KUALA LUMPUR: Steel-pole maker Mestron Holding Bhd, which saw a 3.1% premium against 16 sen offer price on its debut on the ACE Market of Bursa Malaysia today, will leverage on the government’s push for broadband network convergence to boost its revenue stream from specialty poles business.

Mestron shares surged as much as 5 sen or 31.3% to 21 sen before closing 0.5 sen or 3.1% higher at 16.5 sen on 367.7 million shares changing hands.

Its managing director Por Teong Eng said broadband network convergence (including the 5G technology) will be a key catalyst for the company’s manufacturing segment as it will create demand for specialty poles such as high mast and telecommunication monopole.

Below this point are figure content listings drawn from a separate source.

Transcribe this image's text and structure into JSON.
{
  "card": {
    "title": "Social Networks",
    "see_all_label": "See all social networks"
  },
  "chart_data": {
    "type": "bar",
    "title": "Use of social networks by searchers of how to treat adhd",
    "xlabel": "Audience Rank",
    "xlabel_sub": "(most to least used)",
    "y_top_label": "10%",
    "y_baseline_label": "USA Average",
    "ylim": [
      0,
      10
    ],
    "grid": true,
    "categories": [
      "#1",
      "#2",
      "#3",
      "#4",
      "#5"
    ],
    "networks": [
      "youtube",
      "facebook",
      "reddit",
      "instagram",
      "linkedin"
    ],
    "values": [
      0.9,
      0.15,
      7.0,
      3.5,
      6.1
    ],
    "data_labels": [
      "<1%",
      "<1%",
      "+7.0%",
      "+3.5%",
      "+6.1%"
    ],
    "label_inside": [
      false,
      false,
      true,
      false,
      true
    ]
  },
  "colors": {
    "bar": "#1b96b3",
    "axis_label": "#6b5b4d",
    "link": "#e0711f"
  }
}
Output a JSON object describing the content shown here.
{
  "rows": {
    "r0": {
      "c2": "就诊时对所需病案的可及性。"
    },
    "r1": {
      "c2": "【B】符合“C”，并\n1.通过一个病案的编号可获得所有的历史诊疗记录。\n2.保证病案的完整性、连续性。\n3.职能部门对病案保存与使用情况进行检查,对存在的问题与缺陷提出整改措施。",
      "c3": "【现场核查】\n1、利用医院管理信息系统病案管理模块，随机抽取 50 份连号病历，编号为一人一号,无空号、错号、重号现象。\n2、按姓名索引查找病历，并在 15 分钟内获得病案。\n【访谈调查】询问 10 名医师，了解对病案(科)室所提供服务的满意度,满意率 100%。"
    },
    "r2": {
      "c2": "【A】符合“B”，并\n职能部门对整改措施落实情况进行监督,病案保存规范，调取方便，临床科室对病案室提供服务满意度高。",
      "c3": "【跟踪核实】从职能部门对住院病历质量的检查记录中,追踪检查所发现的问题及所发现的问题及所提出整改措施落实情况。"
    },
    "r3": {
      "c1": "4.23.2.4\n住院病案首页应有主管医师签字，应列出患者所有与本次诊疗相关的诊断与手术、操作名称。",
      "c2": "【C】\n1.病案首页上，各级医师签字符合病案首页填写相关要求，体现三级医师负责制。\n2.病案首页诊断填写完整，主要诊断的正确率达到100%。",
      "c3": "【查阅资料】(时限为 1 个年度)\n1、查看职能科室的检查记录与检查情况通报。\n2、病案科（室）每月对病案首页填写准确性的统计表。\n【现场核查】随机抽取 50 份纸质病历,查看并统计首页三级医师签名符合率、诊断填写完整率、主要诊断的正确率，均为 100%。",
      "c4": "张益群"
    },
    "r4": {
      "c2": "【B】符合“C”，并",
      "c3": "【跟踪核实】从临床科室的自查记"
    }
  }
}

“The inevitable growth in broadband infrastructure is in line with Mestron’s future plan to expand its revenue stream from the sale of specialty poles due to higher gross profit margin as well as to expand its clientele in the telecommunication industry,” he said in a statement.

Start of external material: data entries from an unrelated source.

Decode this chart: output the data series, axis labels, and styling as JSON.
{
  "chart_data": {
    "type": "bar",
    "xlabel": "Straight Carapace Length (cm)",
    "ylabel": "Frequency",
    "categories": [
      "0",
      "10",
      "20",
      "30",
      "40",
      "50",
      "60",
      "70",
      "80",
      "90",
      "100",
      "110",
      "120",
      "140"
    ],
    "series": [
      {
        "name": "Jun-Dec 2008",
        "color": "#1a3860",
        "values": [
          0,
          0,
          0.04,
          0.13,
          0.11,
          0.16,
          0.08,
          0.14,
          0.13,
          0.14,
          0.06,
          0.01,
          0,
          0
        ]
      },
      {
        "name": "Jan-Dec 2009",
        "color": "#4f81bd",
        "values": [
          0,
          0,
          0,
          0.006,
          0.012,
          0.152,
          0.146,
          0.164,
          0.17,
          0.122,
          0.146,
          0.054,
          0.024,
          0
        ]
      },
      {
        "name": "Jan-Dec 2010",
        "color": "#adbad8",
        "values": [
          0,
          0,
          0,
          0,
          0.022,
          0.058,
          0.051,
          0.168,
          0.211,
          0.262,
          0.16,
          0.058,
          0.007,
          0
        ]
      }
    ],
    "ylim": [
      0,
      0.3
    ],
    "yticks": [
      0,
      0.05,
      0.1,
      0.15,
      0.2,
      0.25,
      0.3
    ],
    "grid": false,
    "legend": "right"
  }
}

Maxis, Celcom and Digi have already begun their 5G technology trial in Cyberjaya in April.

Por said Mestron will also benefit from the growing demand for LED outdoor lighting products as LED lighting products have higher specifications and quality as compared with the traditional light bulbs and thus fetching higher sales value.

The government wants all streetlights to be LED lamps starting September 2019, in a move to save energy by as much as 50%. He said the announcement will create demand for LED outdoor lighting products.

Mestron expects to raise RM25.28 million through its initial public offering (IPO). Of the total IPO proceeds, RM13 million (51.4%) will be used to expand its main manufacturing facility and acquire more manufacturing machineries and equipment for future business growth.

It will further utilise RM5.18 million (20.5%) for working capital to purchase raw materials such as steel plates and steel pipes to support its expansion in capacity; RM4 million (15.8%) to repay bank borrowings while the remaining RM3.1 million (12.3%) to be used to defray listing expenses for the IPO.